No evangelho de hoje, Lucas nos mostra que não era mais fácil crer no começo do cristianismo do que hoje: “Os discípulos disseram ao Senhor: ‘Aumenta a nossa fé’” (Lc 17,5), como se a fé pudesse ser medida e quantificada; a resposta de Jesus é desconcertante: “O Senhor respondeu: ‘Se vocês tivessem fé do tamanho de uma semente de mostarda, poderiam dizer a esta amoreira: arranque-se daí, e plante-se no mar. E ela obedeceria a vocês” (Lc 17,6). Há duas lições nesse versículo: 1) Basta um pouco de fé para fazer grandes coisas; afinal, o grão de mostarda é a menor de todas as sementes? 2) O mar é o símbolo das forças do mal e da morte; e plantar uma árvore é fazer surgir o bem do mal, a vida da morte... É o que há de sublime a se fazer.

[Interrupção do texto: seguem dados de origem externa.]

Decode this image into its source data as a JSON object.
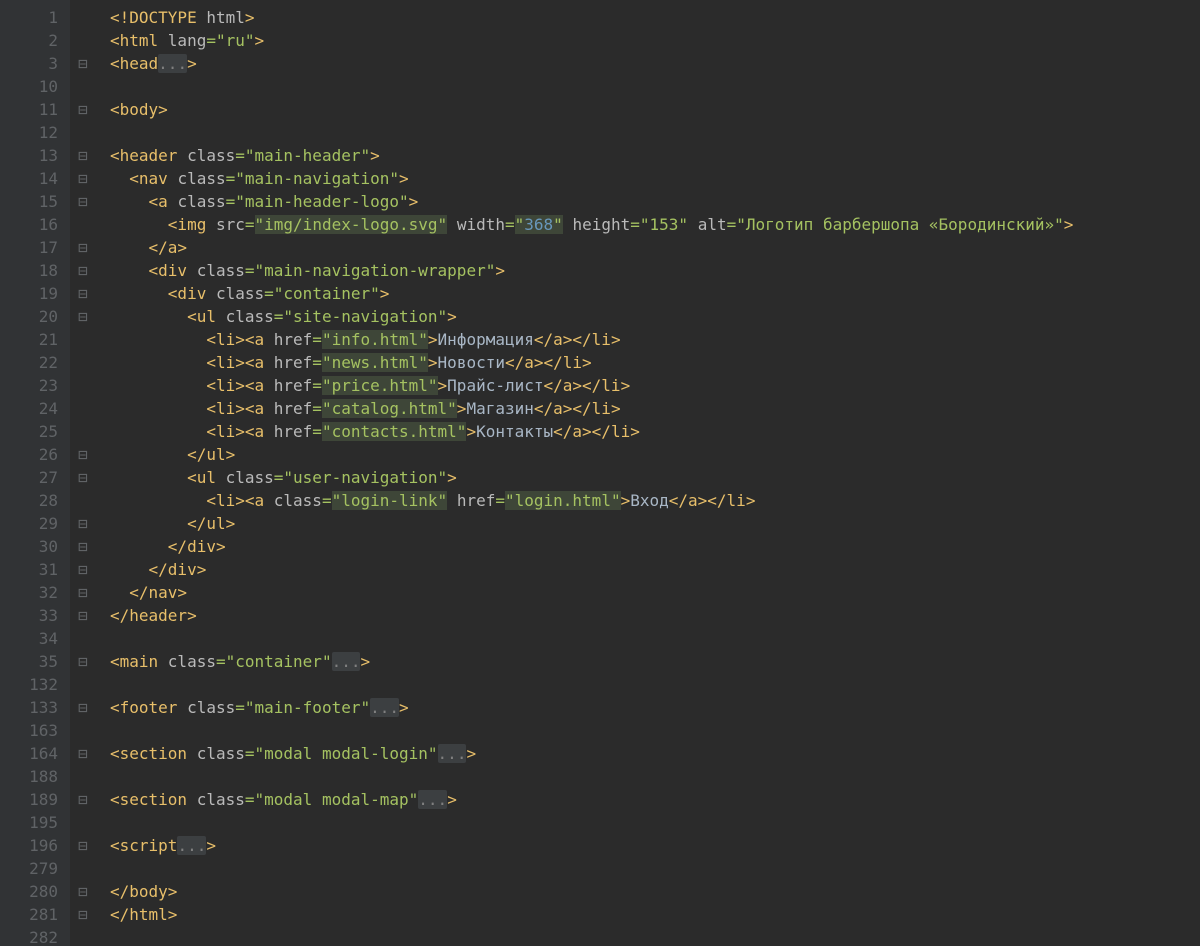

Já no Antigo Testamento, no século VI a.C., vivia-se com dificuldades esta ausência de Deus. O profeta Habacuc, na primeira leitura de hoje, insurge-se contra Deus porque este não intervém para fazer parar a injustiça: “Até quando, Javé, vou pedir socorro, sem que me escutes? Até quando clamarei a ti: ‘Violência’ sem que tu me tragas a salvação? Por que me fazes ver o crime e contemplar a injustiça? Opressão e violência estão à minha frente; surgem processos e levantam-se rixas” (Hab 1,2-3). Apesar das suas dúvidas, o profeta não desespera; ele continua a exercer o seu papel de profeta, sendo uma sentinela e um vigia para seus contemporâneos: “Vou ficar de guarda, em pé sobre a muralha; vou ficar espiando para perceber o que Javé vai me falar, para ver como vai responder à queixa que eu fiz” (Hab 2,1). E pelo fato de o profeta guardar a esperança não significa que evita os acontecimentos trágicos por vir, isto é, o Reino de Judá será invadido pelos babilônios que levou a Assíria a estender o seu domínio sobre todo o Oriente Próximo; por outro lado, sua confiança em Deus permitirá que atravesse esses acontecimentos e sua esperança lhe permitirá afirmar que a injustiça não terá a última palavra. À fé e à esperança é preciso acrescentar a fidelidade: “Quem não é correto vai morrer, enquanto o justo viverá por sua fidelidade” (Hab 2,4).

A fé, portanto, não se mede. Ser crente não é ter fé ou possuí-la. Ser crente é ser, é tornar-se. O exegeta francês Jean Debruynne escreve: “A pergunta dos apóstolos dá a entender que a fé é alguma coisa que podemos ter ou perder, aumentar ou diminuir. Mas ninguém pode dizer à amoreira: Arranque-se daí, e plante-se no mar. Porque, com efeito, ninguém pode ter fé, porque a fé não é alguma coisa que se tem, mas é a vida que se vive e, sobretudo, no que se torna. Ninguém pode ter Deus”.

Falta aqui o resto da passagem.